In den meisten Einrichtungen mit GWA gibt es mehrere Mitarbeitende, die Gemeinwesenarbeit leisten. Die Größe der Einrichtungen, in denen GWA praktiziert wird, variiert sehr stark. GWA wird sowohl in reinen GWA-Einrichtungen praktiziert, als auch in Einrichtungen, die schwach oder nur marginal auf GWA ausgerichtet sind. In der Mehrheit der Einrichtungen finden neben GWA maßgeblich noch weitere Tätigkeiten statt. Hier gibt es mehr Mitarbeiter*innenstellen als GWA-Stellen.

Der Stellenumfang für GWA wurde in den fünf Jahren des Untersuchungszeitraums (2014-2018) in den meisten Einrichtungen ausgebaut oder gleich belassen. In den meisten Einrichtungen sind auch mehrjährig erfahrene GWA-Mitarbeiter*innen tätig: Über die Hälfte der Umfrageteilnehmenden arbeitet 6 Jahre und länger im Bereich der GWA, fast 10% davon gar 25 Jahre und mehr. Nur 8,4 % geben an, weniger als 2 Jahre in der GWA tätig zu sein.

Es gibt eine beachtliche Anzahl dauerhafter GWA-Praxen (vgl. die folgende Abbildung 1).
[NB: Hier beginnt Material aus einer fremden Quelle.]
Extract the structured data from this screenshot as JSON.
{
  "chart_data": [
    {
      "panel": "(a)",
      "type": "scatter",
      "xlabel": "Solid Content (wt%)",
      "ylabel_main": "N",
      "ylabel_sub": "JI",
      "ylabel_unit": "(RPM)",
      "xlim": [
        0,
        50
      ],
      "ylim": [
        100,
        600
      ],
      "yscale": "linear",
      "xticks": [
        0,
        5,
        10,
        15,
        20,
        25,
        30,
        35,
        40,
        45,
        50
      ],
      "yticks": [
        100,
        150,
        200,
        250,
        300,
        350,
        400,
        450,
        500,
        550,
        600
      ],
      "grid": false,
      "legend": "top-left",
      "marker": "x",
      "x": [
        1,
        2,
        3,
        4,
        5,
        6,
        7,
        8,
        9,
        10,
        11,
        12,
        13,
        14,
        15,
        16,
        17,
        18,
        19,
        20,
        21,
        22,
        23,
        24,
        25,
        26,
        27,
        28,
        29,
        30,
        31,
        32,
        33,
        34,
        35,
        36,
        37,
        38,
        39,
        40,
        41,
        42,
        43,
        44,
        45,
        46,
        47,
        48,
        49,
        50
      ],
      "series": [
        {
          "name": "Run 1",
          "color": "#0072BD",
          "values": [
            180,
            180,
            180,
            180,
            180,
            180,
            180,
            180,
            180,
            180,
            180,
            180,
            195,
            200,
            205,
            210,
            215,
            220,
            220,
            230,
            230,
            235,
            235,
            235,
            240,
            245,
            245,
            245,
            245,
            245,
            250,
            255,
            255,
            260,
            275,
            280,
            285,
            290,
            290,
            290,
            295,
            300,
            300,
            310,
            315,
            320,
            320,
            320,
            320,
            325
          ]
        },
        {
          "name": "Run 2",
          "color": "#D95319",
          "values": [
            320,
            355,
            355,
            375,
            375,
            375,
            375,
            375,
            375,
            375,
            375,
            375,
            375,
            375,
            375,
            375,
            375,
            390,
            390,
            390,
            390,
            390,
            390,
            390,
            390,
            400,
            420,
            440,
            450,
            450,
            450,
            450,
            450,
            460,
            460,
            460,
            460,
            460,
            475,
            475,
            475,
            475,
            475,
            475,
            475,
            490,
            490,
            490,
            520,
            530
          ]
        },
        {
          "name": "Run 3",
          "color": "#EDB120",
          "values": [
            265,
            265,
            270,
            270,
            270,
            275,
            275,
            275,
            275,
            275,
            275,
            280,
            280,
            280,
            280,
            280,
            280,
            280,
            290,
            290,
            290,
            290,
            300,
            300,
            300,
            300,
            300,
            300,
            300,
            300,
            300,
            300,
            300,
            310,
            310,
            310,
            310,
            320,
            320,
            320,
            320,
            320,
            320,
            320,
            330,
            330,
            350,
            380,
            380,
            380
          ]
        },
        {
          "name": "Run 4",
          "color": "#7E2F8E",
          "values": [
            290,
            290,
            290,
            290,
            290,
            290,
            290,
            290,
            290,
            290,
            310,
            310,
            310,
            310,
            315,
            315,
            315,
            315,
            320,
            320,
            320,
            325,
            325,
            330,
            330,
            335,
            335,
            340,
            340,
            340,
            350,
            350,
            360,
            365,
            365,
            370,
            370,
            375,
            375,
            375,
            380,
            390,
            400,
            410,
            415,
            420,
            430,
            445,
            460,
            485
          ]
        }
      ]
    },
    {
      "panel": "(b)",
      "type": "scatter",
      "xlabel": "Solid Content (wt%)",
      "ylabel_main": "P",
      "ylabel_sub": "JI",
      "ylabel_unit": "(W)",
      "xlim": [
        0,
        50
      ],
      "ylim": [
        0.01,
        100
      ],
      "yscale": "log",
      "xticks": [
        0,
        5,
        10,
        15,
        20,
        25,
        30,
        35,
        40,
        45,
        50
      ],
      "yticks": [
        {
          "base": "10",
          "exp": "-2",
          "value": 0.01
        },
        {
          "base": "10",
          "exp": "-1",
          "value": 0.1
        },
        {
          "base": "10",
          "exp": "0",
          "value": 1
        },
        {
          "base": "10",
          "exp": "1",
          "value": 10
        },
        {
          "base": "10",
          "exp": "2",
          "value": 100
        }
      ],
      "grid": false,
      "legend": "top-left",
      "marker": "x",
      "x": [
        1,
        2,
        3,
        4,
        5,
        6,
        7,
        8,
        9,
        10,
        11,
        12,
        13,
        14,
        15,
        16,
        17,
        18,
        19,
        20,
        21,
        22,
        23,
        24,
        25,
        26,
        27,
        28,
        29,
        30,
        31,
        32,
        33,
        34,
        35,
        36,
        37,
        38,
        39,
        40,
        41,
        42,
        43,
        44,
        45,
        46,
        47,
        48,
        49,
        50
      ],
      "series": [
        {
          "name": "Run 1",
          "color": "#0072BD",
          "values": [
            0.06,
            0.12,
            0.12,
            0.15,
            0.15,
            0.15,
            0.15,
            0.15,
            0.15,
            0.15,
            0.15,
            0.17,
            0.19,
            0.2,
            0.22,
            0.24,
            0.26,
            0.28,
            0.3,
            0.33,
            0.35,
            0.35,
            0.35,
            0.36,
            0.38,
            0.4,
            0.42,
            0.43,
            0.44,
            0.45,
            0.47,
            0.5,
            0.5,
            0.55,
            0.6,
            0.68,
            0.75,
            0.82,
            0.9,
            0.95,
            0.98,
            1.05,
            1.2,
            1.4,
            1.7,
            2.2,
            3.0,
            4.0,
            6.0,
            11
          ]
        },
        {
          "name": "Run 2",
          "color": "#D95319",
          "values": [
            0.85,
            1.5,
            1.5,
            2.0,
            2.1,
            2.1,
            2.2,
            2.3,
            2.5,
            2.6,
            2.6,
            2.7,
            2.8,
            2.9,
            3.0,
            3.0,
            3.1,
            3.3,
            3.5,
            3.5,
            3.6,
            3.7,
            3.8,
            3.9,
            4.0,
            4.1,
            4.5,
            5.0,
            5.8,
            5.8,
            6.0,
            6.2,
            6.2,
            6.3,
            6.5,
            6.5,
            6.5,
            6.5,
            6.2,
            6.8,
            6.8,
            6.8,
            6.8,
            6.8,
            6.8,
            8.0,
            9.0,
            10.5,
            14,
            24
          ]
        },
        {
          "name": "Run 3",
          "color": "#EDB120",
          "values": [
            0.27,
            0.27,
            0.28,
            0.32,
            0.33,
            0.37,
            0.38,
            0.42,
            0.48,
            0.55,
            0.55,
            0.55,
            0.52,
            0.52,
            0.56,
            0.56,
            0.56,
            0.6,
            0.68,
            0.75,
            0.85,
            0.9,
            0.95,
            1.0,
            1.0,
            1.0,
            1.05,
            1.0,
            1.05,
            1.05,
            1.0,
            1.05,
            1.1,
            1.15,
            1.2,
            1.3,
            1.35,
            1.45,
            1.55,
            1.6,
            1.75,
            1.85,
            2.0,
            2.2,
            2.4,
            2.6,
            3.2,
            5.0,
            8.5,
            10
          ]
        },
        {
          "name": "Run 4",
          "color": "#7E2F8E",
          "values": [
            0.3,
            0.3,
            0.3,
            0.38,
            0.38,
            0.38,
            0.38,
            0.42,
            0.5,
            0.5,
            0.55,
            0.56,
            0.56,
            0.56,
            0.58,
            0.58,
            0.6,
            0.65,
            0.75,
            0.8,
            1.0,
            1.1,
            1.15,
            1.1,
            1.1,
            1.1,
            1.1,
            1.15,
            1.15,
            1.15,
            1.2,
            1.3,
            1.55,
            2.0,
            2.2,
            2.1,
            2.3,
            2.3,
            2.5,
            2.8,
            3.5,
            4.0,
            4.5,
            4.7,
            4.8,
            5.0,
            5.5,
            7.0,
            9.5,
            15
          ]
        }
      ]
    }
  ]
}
Ca. 2/3 der Umfrageteilnehmer*innen sind in Einrichtungen tätig, die schon länger als 8 Jahre (seit vor 2010) GWA praktizieren; mehr als die Hälfte davon seit über 18 Jahren, d.h. seit vor der Jahrtausendwende, in sieben Einrichtungen gar seit den 1950er Jahren. Lediglich 11,4 % geben an, erst seit zwei oder weniger Jahren GWA zu praktizieren (vgl. Fehren/Martin/Schreier 2023: 85).

 Dauer der GWA-Praxis in den Einrichtungen

Abbildung 1: Dauer der GWA-Praxis in den Einrichtungen (Quelle: Eigene Darstellung)

4.2 Bezeichnungen von GWA-Tätigkeiten

In der Einleitung wurde bereits auf den vermuteten Zusammenhang zwischen den Bezeichnungen von GWA-Praxis und deren Sichtbarkeit bzw. Wiederkennbarkeit hingewiesen. Wir haben in der Online-Umfrage deshalb sowohl nach offiziellen Bezeichnungen als auch nach den (Selbst-)Bezeichnungen gefragt.

Offiziell werden GWA-Tätigkeiten in mehr als der Hälfte der Fälle als „Gemeinwesenarbeit" bezeichnet, dicht gefolgt von „Stadtteilarbeit". Es folgen „Quartiers-/Stadtteilmanagement", „Nachbarschaftsarbeit", „Quartierarbeit" und „Sozialraumarbeit". Es gibt jedoch viele weitere offizielle Bezeichnungen. Dies wird in der folgenden Abbildung 2 ersichtlich:

Offizielle Bezeichnungen der GWA-Tätigkeiten

Abbildung 2: Offizielle Bezeichnungen der GWA-Tätigkeiten (Quelle: Eigene Darstellung)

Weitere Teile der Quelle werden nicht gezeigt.